When Dad gets up, Mom rewarms the burger and fries I bought earlier for him. He eats all the fries, but is kind of pokey with the sandwich, so I get the hunk of cheese out for him to grate. He does a good job at this while I hold the grater over the bowl so that nothing spills over the edges.
I start the water for the macaroni and try to encourage Dad to eat his sandwich, but even after Mom cut it in half for him at his request, and after I melted extra grated cheese on it in the microwave, he just moves it around a little bit on his plate, but doesn’t eat it.
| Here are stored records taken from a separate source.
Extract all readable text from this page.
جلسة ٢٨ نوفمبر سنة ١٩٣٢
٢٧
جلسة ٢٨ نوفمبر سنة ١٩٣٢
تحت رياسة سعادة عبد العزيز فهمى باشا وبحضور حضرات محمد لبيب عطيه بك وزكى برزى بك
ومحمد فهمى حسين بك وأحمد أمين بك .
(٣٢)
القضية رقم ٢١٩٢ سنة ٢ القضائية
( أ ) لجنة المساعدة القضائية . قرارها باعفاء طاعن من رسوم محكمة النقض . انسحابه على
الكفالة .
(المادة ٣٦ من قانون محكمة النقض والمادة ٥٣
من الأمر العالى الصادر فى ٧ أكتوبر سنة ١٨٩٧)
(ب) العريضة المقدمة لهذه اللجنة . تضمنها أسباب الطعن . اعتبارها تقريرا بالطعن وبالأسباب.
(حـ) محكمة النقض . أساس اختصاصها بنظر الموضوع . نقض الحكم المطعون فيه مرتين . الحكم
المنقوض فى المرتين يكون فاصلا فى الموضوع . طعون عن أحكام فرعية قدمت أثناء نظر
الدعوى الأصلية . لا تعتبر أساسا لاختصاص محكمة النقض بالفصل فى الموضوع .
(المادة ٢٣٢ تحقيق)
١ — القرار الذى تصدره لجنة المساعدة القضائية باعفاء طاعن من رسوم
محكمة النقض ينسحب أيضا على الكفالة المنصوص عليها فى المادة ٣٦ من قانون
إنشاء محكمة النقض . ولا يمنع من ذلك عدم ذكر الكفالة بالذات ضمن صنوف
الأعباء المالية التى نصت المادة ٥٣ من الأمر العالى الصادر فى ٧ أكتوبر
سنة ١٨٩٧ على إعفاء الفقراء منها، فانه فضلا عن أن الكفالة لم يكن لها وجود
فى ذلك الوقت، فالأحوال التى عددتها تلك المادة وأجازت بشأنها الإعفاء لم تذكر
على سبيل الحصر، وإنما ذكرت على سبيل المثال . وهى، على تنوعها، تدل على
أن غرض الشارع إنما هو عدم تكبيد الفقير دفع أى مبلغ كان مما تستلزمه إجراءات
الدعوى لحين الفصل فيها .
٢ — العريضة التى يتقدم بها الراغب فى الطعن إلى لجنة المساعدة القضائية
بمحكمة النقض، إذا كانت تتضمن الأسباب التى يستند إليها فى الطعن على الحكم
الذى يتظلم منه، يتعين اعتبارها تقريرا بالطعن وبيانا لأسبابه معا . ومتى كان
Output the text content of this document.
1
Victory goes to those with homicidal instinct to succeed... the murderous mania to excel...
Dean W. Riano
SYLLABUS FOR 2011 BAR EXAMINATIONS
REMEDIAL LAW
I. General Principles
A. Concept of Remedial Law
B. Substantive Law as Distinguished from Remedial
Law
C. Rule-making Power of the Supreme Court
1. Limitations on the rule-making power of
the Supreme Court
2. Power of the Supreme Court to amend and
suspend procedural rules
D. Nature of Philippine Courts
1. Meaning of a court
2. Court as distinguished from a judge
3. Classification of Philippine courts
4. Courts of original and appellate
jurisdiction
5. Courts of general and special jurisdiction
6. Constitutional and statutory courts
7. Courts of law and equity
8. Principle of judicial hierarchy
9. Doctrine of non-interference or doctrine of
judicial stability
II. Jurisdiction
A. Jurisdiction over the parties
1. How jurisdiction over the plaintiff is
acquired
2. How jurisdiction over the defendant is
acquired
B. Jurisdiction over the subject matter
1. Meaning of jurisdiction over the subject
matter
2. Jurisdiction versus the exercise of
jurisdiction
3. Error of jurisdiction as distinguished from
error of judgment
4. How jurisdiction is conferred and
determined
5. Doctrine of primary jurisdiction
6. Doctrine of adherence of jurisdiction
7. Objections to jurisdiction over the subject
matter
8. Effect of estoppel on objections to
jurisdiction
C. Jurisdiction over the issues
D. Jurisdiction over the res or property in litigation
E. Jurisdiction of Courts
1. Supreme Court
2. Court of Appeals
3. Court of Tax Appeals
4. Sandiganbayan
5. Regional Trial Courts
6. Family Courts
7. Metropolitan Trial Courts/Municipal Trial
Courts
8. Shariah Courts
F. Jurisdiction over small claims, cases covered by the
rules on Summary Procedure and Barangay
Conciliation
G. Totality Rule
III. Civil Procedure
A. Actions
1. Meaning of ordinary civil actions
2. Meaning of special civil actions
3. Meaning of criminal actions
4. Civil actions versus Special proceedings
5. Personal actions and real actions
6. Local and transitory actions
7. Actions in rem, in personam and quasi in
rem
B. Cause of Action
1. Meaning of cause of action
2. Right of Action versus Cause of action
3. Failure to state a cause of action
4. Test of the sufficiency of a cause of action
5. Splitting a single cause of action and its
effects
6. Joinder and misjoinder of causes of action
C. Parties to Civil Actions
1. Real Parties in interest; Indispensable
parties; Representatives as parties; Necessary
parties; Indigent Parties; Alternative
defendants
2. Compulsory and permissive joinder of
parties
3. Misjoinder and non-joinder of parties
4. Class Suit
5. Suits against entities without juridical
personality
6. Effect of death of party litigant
Dad slowly whisks the three eggs in a bowl, and then I take the bowl and, standing out of sight behind him, redo it with fervor. He puts the grated cheese on the hot macaroni and stirs it. Then I pick it up, stand behind him, and stir it all in.
In this way we make the macaroni, adding milk, butter and sour cream. It’s not really Dad’s recipe. It is a Paula Dean recipe he got off the internet when he still used the computer and was in his early-retirement cooking and baking phase.
We put the macaroni in a rose-colored glass baking dish I had bought for him one Christmas to support his baking hobby. I put the dish in the oven, and then Dad lost interest.
I push him out into the living room in his wheelchair, beside the picture window where he likes to sit and watch outside. I’m not sure what he likes to watch, but he is fairly content watching.
Before I leave to drive home, I cut a 1-inch square out of the corner of the baked macaroni casserole and eat it, probably consuming enough calories for an entire meal in that one little bit. Mom and Dad will eat it for dinner.
I tell Dad good-bye and he says, “Be careful.” Shiny gold nuggets.
It is excellent macaroni. A memorable recipe.